Our lab focuses on understanding the molecular mechanisms underlying herpes simplex virus (HSV) latency and reactivation. These processes are central to the human disease caused by this virus. Our research efforts encompass many approaches, from in vitrobiochemical and molecular studies to the development and utilization of refined in vivomodel systems.
Recently, we have made an observation that shifts the HSV reactivation paradigm, identifying an essential role for the viral tegument protein VP16 in the earliest stages of HSV reactivation in neurons in vivo.
Several ongoing projects stem from this observation:
- Through a molecular analysis of the VP16 promoter, we are determining how VP16 expression is regulated from the latent viral genome in the nervous system. This project will lead us to an understanding of the host cell factors that initiate the lytic cycle from the latent viral genome.

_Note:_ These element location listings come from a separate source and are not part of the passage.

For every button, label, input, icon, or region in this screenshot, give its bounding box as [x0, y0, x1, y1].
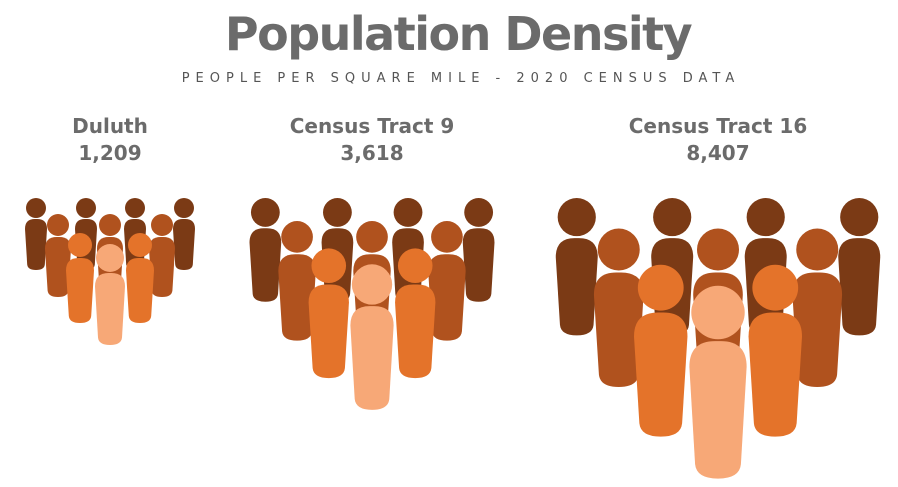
person-body	[634, 312, 688, 437]
person-head	[697, 228, 739, 271]
person-body	[428, 254, 466, 341]
person-head	[99, 214, 121, 236]
category-label: Census Tract 16	[629, 114, 808, 138]
people-group	[555, 198, 881, 479]
category-label: Census Tract 9	[290, 114, 455, 138]
category-label: Duluth	[72, 114, 148, 138]
person-head	[431, 221, 463, 253]
person-head	[128, 233, 152, 257]
person-body	[838, 238, 881, 336]
person-head	[311, 248, 347, 284]
person-head	[26, 198, 46, 218]
value-label: 3,618	[340, 141, 403, 165]
person-body	[395, 284, 436, 379]
person-body	[350, 306, 394, 410]
person-head	[393, 198, 423, 227]
person-head	[125, 198, 145, 218]
person-body	[748, 312, 802, 437]
person-head	[96, 244, 124, 272]
person-body	[173, 219, 195, 270]
person-body	[689, 341, 747, 479]
person-head	[356, 221, 388, 253]
people-group	[25, 198, 195, 345]
person-body	[792, 272, 843, 387]
person-head	[281, 221, 313, 253]
person-head	[464, 198, 494, 227]
person-body	[462, 228, 495, 302]
subtitle: PEOPLE PER SQUARE MILE - 2020 CENSUS DAT…	[182, 71, 741, 86]
person-head	[840, 198, 879, 237]
person-head	[250, 198, 280, 227]
person-head	[397, 248, 433, 284]
person-head	[351, 264, 393, 305]
person-body	[45, 237, 71, 297]
person-body	[149, 237, 175, 297]
person-head	[47, 214, 69, 236]
person-head	[557, 198, 596, 237]
title: Population Density	[225, 7, 693, 61]
person-body	[25, 219, 47, 270]
person-body	[278, 254, 316, 341]
value-label: 8,407	[686, 141, 749, 165]
value-label: 1,209	[78, 141, 141, 165]
person-body	[126, 258, 154, 323]
person-head	[796, 228, 839, 271]
person-body	[95, 273, 125, 345]
person-head	[653, 198, 692, 237]
person-head	[76, 198, 96, 218]
person-head	[68, 233, 92, 257]
person-body	[555, 238, 598, 336]
person-head	[597, 228, 640, 271]
person-body	[249, 228, 282, 302]
person-head	[151, 214, 173, 236]
person-head	[746, 198, 785, 237]
person-head	[323, 198, 352, 227]
person-head	[174, 198, 194, 218]
person-head	[637, 264, 684, 311]
person-body	[66, 258, 94, 323]
person-body	[593, 272, 644, 387]
person-head	[691, 285, 745, 340]
person-body	[308, 284, 349, 379]
people-group	[249, 198, 495, 410]
person-head	[752, 264, 799, 311]
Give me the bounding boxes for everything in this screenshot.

- We are testing the hypothesis that phosphorylation of VP16 at serine 375 is critical for VP16 cofactor interactions necessary for driving reactivation from latency.
- We are beginning the process of translating our basic discovery into much-needed treatments for HSV disease.
Our additional areas of investigation include:
- The mechanisms underlying the silencing of viral gene expression in the nervous system by the HSV LAT locus and by the host protein Trim19
- Identification and characterization of disease resulting from chronic HSV latency / reactivation cycles in the CNS
- Identification of host genes and pathways contributing to susceptibility and resistance to HSV disease outcomes utilizing advanced recombinant inbred (ARI) strains of mice.